Sono nato a Misano Monte il 13 ottobre del 1953 e ho vissuto i primi tre anni in campagna con i genitori e i nonni. Quindi ci siamo trasferiti alle Fontanelle di Riccione e lì sono cresciuto. Ho frequentato il catechismo per la Prima Comunione e la Cresima presso le suore Maestre Pie, a Riccione Paese, nella parrocchia di San Martino, alla chiesa vecchia. In quegli anni ho visto con gli occhi di bambino la nascita della nuova parrocchia delle Fontanelle e, come ministrante, ho seguito l’impegno del parroco incaricato, don Gino. Ho iniziato il mio percorso al Seminario minore di Rimini (per gli studenti delle medie e delle superiori), l’edificio dove ci sono oggi le scuole Marvelli, dal 1964 al 1972. Un’esperienza fantastica. Ho studiato al liceo classico Giulio Cesare. Tra i miei coetanei c’erano don Danilo Manduchi, don Paolo Donati.

Una volta divenuto sacerdote, ho fatto per tre anni l’assistente in Seminario ai gruppi dei piccoli. Poi, per 18 anni sono stato parroco a Borghi e frazioni vicine, facendo anche i primi esperimenti di zona pastorale. Dopo, per 17 anni sono stato parroco a Marina Centro, nella parrocchia di San Girolamo, e per un biennio ho abitato anche a San Nicolò con don Dino Paesani, don Vittorio Metalli e don Alessandro Zavattini. Sette anni fa sono stato mandato al Crocifisso, la parrocchia di S. Andrea dell’Ausa.

Vengo dalla campagna, dalla periferia. Un’inclinazione al lavoro ‘manuale’ mi ha sempre accompagnato e mi stimola anche oggi. Ho insegnato due anni religione all’Einstein, e qualche anno nelle scuole Medie ed Elementari del tempo. Mentre ero parroco a Borghi mi è stato chiesto anche di accompagnare per alcuni anni i seminaristi di teologia al Seminario regionale di Bologna. Per un certo periodo sono stato responsabile dei diaconi permanenti della nostra Diocesi e incaricato del GRIS, il gruppo di informazione sulle sette. Rimane, al di là di tutto questo, che mi piace ‘fare’, produrre qualcosa.

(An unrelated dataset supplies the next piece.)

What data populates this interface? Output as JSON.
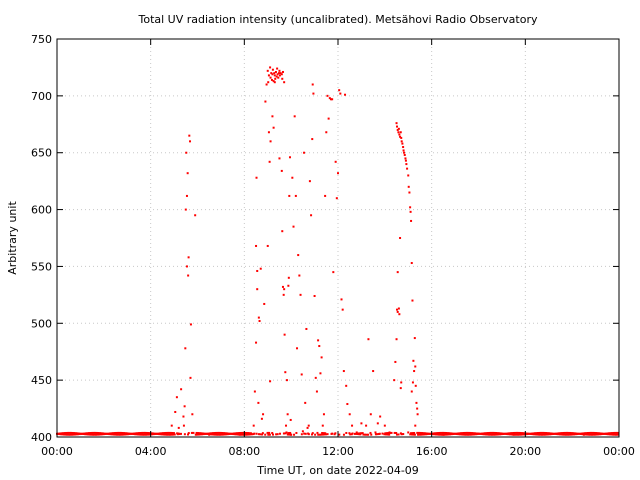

Quando mi sono trovato a Borghi avevo 28 anni: era una parrocchia di campagna e cercavo di tessere una rete di relazioni con le persone e altri sacerdoti. Come facevo? Andavo nel bar a parlare con la gente, ho provato anche a giocare a carte con loro. Oppure andavo nei campi ad aiutare la gente a lavorare la terra. Non era il mio posto, ovviamente, me lo facevano capire. Ma era un periodo nel quale cercavo, con ogni mezzo, e ogni strada, di costruire una comunità viva.

Il mio impegno è quello a portare la vita buona del vangelo nel territorio e negli ambienti di vita. E poi certamente la corresponsabilità nella vita comunitaria, anche se oggi le persone non sono così attive come in passato e tendono a defilarsi. Purtroppo, molti vivono la parrocchia come un centro sociale, un’elargizione di servizi, ma si mettono poco in gioco. Ecco, la parrocchia è di tutti ed è un luogo vitale se ciascuno si coinvolge. È questo lo stile con il quale desidero continuare il mio impegno di parroco.

La parrocchia è “chiesa presso le case”, come dice l’etimologia greca della parola. Dobbiamo essere una comunità missionaria.